Other progressives have at times also voiced concerns that Jeffries takes too much money from Wall Street or is too close with charter school groups back in his home district. However, these concerns appear to be largely driven by a competing desire for power rather than a true disagreement over ideology. As Jeffries’s voting record and public statements show, he is no squish when it comes to supporting progressive priorities, and it is often other powerful progressives like Ocasio-Cortez and CPC Chair Pramila Jayapal who are the ones levying the attacks.
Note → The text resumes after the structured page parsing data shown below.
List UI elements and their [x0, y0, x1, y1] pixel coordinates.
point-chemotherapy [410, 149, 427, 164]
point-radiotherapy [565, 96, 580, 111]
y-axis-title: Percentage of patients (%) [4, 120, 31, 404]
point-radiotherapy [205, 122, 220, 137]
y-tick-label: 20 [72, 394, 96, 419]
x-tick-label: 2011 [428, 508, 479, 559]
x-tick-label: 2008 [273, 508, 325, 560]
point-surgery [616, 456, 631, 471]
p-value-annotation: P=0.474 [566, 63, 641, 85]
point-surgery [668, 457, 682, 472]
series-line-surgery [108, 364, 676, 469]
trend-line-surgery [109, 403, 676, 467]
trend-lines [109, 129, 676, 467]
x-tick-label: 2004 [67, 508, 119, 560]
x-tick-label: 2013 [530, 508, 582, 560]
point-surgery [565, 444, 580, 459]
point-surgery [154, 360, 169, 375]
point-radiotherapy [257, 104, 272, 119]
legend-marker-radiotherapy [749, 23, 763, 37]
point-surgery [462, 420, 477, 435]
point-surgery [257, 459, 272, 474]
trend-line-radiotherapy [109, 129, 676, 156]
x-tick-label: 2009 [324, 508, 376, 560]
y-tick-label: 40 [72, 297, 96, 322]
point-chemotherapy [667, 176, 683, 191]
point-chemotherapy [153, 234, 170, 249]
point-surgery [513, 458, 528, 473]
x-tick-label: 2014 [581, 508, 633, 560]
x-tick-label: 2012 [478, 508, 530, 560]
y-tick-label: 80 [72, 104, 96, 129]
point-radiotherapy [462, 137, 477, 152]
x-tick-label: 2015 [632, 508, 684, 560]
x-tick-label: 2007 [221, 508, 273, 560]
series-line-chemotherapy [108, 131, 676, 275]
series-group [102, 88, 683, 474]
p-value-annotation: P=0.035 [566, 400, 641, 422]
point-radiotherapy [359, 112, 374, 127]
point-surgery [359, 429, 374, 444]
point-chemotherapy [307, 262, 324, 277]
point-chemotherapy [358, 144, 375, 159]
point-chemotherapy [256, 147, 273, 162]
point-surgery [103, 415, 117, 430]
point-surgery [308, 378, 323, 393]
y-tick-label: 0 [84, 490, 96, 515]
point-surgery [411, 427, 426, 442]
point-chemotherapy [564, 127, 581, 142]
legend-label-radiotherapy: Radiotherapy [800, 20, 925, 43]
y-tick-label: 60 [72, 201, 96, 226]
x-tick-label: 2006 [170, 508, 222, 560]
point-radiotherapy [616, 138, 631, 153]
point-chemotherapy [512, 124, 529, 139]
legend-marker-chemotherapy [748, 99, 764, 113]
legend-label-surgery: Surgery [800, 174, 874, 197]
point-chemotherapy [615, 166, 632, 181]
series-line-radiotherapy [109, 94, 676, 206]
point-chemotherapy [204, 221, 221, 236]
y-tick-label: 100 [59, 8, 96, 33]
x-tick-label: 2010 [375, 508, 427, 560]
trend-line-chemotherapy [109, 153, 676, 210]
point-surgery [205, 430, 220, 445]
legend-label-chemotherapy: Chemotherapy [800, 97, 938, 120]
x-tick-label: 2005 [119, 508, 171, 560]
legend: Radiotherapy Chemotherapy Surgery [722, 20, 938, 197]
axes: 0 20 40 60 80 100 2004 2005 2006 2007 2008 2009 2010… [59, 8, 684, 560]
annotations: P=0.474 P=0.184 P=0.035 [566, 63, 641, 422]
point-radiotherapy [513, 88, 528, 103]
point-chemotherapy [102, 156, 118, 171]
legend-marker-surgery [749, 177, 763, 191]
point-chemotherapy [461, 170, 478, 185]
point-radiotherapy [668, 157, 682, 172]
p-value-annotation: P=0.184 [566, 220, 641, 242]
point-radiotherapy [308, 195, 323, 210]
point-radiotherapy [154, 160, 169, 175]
While the opposition of some top progressives to Jeffries as leader may not be enough to sink his candidacy, it does nonetheless underscore just how far left the party has gone in recent years. The debate now is not over if Jeffries – again, a self-identified progressive – is too far left, but rather if he is far-left enough to lead the caucus. The fact that someone with as radical a record as his is even palatable to so-called “moderate” Democrats further confirms that moderation in the traditional sense of the word may no longer be a term that describes any Democrat in the House.
For a party whose lurch to the left has already endangered its majority in the House and set it on what looks like a path to defeat this November, the prospect of a Hakeem Jeffries speakership does not bode well.